Pembongkaran lapak usaha arang batok kelapa dilakukan pemerintah karena asap pencemaran melebihi ambang batas baku mutu yang disyaratkan dalam Undang-Undang Nomor 32 Tahun 2009 tentang Perlindungan dan Pengelolaan Lingkungan Hidup.
Dampak dari pembakaran arang batok kelapa juga dikeluhkan warga karena terganggu asap sisa pembakaran yang masuk hingga ke rumah warga bahkan hingga ke lingkungan SDN Cilincing 07 Pagi.
Ada salah satu guru SDN 07 Cilincing Pagi beinisial AP (48) yang divonis dokter menderita pneumonia akut. Penyakit itu diduga akibat asap pembakaran arang batok.
Tanah negara diperjualbelikan
Alwi menambahkan, tanah yang ditempati para pengusaha arang itu merupakan aset Pemerintah Provinsi DKI Jakarta. Sesuai dengan perencanaan tata ruang wilayah, lahan yang diapit Kali Gendong dan Kali Cakung Drain itu merupakan jalur hijau.

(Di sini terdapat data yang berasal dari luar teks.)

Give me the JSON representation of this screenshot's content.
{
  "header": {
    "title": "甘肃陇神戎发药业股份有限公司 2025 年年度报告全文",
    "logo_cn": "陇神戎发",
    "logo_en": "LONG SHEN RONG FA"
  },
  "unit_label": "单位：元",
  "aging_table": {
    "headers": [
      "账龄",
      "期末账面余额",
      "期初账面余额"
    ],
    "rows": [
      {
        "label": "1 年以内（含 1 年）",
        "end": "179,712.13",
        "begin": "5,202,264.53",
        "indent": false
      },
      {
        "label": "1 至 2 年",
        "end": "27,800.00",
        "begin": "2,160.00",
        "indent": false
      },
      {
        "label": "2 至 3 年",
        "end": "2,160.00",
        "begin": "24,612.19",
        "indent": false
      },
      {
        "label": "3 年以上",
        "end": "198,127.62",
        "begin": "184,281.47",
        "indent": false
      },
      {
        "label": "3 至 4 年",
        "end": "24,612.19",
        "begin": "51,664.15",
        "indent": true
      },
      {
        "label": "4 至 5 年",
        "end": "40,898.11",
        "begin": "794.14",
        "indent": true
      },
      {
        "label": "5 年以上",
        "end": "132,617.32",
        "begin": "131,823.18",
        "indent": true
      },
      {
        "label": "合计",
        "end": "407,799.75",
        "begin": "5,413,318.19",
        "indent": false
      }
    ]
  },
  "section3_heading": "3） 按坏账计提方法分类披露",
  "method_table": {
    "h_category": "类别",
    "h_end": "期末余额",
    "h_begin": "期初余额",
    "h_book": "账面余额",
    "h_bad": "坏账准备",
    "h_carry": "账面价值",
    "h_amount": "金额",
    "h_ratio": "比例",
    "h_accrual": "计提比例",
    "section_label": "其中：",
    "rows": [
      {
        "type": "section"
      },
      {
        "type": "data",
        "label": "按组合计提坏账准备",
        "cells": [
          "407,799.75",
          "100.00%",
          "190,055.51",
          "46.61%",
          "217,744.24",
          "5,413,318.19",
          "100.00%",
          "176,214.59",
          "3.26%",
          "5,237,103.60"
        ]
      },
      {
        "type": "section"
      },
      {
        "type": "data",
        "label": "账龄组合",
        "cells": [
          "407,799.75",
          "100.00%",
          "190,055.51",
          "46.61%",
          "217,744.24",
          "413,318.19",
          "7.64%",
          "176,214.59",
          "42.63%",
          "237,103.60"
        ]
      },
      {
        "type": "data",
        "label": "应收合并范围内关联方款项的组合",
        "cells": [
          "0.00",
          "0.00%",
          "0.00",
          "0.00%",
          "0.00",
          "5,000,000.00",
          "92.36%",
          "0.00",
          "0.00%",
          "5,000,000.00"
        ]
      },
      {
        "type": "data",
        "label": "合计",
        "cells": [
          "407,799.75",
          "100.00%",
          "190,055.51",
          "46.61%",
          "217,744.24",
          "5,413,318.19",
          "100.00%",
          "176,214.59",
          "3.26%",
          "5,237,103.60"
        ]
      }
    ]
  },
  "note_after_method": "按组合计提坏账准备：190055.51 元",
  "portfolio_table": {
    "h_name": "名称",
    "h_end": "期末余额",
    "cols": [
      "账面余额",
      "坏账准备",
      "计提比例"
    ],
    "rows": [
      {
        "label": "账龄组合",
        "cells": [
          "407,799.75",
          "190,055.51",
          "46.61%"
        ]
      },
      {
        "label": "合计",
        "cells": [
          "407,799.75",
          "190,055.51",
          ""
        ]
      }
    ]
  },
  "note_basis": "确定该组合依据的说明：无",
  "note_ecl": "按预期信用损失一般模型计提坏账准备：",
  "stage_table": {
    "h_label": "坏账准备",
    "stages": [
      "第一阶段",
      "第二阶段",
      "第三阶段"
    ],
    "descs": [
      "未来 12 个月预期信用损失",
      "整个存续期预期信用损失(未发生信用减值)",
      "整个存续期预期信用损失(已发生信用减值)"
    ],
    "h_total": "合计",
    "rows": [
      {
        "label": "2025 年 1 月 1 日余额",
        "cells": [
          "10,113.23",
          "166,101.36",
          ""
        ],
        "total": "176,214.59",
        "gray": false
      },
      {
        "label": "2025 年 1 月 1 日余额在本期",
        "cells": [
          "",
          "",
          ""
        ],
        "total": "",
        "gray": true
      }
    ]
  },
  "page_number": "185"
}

Para pengusaha arang sudah menempati wilayah itu sejak sekitar 2004. Meski warga mengaku dipindahkan pemerintah, Alwi belum mendapatkan bukti kalau pengusaha arang yang tinggal di sana direlokasi pemerintah.
Kepala Dinas Cipta Karya Pertanahan dan Tata Ruang DKI Jakarta Heru Hermawanto menyampaikan bahwa kawasan itu seharusnya masuk ke dalam kategori hunian. Namun, seiring berjalannya waktu, permukiman padat itu terus berkembang menjadi kawasan industri perumahan.
”Awalnya memang bukan pabrik seperti itu. Awalnya memang hunian. Dari situ, hunian difungsikan ganda, hunian dan industri. Industri rumahan,” ujar Heru, Rabu (18/9).
Sudirman (59), salah satu pengusaha arang batok kelapa, mengatakan, mereka pada 2004 dipindahkan dari Budi Darma oleh Pemerintah Kecamatan Cilincing dan Satuan Polisi Pamong Praja. Meski demikian, untuk menempati lahan yang kini dihuni, mereka harus membayar ke pihak-pihak tertentu.
”Ini memang lahan pemda, tetapi tidak gratis. Waktu itu luas lahan 10 meter persegi, saya bayar Rp 2 juta. Bayar kepada penggarap lahan atau ke mereka yang pindahkan kami ke sini,” kata lelaki asal Madura, Jawa Timur, itu.